We examined two representative causal discovery algorithms that normally assume the Faithfulness assumption, from the perspective of how robust they are against unfaithfulness. One of them is the GES algorithm, and it is the first time that a score-based method is brought to bear on a line of inquiry that has thus far been confined to the constrain-based approach. Although our discussion was not yet fully rigorous or general, it yielded some insights that motivated a couple of simple hybrid algorithms, which proved to be worthy candidates in our simulation studies.

A component in our hybrid algorithms is a conservative orientation rule indexed by a parameter \(\alpha \) that generalizes the conservative rule in the CPC algorithm and the majority rule in the PC-stable algorithm. An open question is how to choose the value of this parameter in a systematic and sophisticated way (which, as we indicated in Sect. 4.3, will probably be formulated as an optimization problem, with an objective function that measures the expected extent to which the outcome is well balanced between accuracy and informativeness). At this point, we can only report that in our simulations, \(\alpha =0.4\) appears to be a good choice. We hope to work out more convincing recommendations in future work.

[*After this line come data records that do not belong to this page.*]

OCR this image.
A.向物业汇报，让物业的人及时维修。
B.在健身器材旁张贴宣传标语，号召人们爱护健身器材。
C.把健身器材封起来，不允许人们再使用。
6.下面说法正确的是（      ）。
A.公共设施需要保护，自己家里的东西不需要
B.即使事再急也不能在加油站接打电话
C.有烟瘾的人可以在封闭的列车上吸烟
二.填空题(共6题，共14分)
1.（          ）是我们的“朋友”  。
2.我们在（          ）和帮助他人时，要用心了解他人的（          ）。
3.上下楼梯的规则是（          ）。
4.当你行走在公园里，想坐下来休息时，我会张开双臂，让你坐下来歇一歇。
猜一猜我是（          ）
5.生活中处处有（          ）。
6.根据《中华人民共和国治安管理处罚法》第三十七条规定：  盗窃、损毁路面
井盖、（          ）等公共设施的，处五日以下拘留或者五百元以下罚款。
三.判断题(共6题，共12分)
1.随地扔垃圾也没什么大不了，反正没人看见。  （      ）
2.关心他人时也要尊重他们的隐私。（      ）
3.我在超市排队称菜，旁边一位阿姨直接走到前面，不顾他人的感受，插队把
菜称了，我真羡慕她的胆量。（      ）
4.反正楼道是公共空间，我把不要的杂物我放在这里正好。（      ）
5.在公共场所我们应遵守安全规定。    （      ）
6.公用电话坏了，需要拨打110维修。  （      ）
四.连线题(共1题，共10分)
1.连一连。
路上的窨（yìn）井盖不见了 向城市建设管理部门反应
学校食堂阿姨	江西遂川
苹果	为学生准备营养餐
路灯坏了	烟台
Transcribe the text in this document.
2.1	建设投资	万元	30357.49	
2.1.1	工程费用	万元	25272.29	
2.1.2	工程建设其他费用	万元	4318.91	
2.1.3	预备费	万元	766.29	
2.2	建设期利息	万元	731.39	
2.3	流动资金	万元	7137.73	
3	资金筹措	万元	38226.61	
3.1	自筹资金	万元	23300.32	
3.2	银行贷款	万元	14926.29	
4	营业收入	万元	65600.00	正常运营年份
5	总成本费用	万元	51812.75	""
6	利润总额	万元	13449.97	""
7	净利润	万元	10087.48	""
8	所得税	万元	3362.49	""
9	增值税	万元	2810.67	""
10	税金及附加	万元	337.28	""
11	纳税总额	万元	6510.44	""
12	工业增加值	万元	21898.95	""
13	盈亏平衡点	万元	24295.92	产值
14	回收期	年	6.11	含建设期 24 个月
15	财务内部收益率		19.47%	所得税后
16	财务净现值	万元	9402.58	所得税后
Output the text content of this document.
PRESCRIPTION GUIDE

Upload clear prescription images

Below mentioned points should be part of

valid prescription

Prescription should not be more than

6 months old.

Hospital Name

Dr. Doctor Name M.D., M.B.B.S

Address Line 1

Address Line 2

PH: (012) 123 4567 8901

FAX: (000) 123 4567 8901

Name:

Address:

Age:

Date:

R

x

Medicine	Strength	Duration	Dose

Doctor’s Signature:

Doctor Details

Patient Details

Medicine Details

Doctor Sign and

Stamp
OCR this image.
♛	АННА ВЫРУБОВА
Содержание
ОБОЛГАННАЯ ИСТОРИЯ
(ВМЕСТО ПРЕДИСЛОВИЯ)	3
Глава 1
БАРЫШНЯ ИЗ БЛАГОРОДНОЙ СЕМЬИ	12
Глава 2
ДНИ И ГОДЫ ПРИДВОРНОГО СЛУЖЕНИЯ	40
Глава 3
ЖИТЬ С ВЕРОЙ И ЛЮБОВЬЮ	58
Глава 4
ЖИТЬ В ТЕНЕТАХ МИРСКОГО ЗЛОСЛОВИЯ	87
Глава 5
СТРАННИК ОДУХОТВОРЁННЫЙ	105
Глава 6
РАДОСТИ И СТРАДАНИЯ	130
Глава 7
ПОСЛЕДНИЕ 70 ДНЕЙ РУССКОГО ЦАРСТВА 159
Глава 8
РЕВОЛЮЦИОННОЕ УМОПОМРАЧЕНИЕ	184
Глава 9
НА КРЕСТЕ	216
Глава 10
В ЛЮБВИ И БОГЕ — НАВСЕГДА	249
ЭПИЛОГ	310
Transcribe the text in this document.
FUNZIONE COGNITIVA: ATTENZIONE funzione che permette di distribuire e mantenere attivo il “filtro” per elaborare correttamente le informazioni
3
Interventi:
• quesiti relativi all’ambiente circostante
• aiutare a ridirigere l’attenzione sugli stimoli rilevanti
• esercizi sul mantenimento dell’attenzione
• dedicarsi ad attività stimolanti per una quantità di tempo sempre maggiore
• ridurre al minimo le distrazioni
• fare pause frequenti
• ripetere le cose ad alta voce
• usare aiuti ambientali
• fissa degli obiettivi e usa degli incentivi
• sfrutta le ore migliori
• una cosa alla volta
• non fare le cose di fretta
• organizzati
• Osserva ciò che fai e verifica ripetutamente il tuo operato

As we argued in Sect. 3, there seem to be excellent reasons to explore feasible methods of causal discovery that are provably correct given only the Triangle-Faithfulness assumption. In this regard, all the algorithms we considered in this paper are heuristic methods; none of them is provably correct given only the Triangle-Faithfulness assumption. It is clear that the CPC orientation rule is provably correct given a correct skeleton, but it is unclear how to efficiently find the true skeleton given only the Triangle-Faithfulness assumption, nor indeed is it clear that the skeleton is in principle determinable (unless our conjecture is proved to be true). These questions are both theoretically interesting and potentially beneficial to practice and are in our view worth studying further.